LeFragiliAtteseQuando diventò il proprietario della Pensione Palomar, nell’inverno del 1952, Italo rimase a lungo seduto sul pavimento della sua stanza. Osservava una piccola macchia di muffa. Dall’angolo vicino alla finestra si stava allargando verso l’alto come il sentore di un’attesa.

Questo romanzo è una storia che ne racchiude tante altre: a fare da sfondo alle vicende, fino a diventarne essa stessa una protagonista, è la pensione Palomar, un anonimo edificio situato nella zona periferica di una grande città e e crocevia di numerose esistenze che, tra le quattro mura del piccolo albergo, si dipanano e si intrecciano.

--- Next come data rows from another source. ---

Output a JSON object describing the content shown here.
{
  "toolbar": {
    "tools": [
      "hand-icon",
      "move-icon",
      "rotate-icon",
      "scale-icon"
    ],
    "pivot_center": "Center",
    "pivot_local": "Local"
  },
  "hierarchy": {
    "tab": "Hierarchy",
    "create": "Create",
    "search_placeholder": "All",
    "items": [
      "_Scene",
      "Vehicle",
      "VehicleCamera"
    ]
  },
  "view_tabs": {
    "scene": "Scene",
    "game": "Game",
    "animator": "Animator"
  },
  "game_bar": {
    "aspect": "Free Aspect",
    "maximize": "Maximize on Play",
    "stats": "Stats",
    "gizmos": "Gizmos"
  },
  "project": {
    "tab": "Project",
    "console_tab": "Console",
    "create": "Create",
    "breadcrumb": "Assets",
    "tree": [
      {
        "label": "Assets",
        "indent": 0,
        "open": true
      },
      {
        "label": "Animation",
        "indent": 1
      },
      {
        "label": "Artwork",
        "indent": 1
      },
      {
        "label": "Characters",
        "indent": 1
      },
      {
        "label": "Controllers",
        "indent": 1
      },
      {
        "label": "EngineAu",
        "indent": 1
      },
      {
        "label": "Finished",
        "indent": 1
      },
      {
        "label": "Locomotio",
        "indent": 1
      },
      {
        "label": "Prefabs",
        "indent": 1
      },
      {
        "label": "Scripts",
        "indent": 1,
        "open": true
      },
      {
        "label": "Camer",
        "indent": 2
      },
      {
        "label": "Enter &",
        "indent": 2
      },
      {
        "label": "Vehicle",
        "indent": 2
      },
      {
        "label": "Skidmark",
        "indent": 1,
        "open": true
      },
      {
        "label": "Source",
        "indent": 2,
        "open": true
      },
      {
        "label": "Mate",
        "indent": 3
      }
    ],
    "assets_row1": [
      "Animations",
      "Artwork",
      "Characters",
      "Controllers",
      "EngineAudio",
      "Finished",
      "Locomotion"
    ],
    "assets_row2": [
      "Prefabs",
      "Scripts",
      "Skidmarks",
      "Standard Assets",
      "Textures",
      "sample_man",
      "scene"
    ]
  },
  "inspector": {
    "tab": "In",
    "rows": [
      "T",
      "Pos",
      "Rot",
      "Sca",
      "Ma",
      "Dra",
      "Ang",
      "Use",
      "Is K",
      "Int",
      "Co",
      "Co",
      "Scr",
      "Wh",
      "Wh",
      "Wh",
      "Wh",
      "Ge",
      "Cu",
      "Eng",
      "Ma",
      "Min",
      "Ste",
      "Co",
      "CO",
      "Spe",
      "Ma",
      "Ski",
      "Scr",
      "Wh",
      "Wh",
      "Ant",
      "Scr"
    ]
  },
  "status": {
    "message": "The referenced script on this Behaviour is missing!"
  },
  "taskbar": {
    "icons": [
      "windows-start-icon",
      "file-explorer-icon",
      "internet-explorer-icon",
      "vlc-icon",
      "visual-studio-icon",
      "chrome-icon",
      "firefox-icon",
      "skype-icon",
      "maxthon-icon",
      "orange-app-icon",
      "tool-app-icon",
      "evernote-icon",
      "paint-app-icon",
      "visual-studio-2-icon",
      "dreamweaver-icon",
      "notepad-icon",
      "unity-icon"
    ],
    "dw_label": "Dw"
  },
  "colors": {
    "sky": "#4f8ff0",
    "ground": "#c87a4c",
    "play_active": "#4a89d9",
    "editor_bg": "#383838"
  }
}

Nel presente narrativo Italo, che gestisce la pensione da quarantasei anni, è intento a sbrigare le ultime faccende prima di chiudere definitivamente l’attività e girare un po’ il mondo, come avrebbe sempre voluto fare. A distrarlo è il ritrovamento di alcune lettere d’amore risalenti agli anni cinquanta; Italo, non accontentandosi di conoscere solo i contorni della vicenda deducibili dalle parole contenute in quelle lettere, decide di mettersi alla ricerca dell’autrice misteriosa, la quale si firma solo con l’iniziale S.:

Cosa era successo tra lei e l’uomo a cui scriveva le lettere? Italo non riusciva a capirlo. Forse la risposta era scritta in quelle che doveva ancora leggere, o in modo più semplice, gli venne da pensare, era scritta nella vita, che non va mai come vorremmo veramente.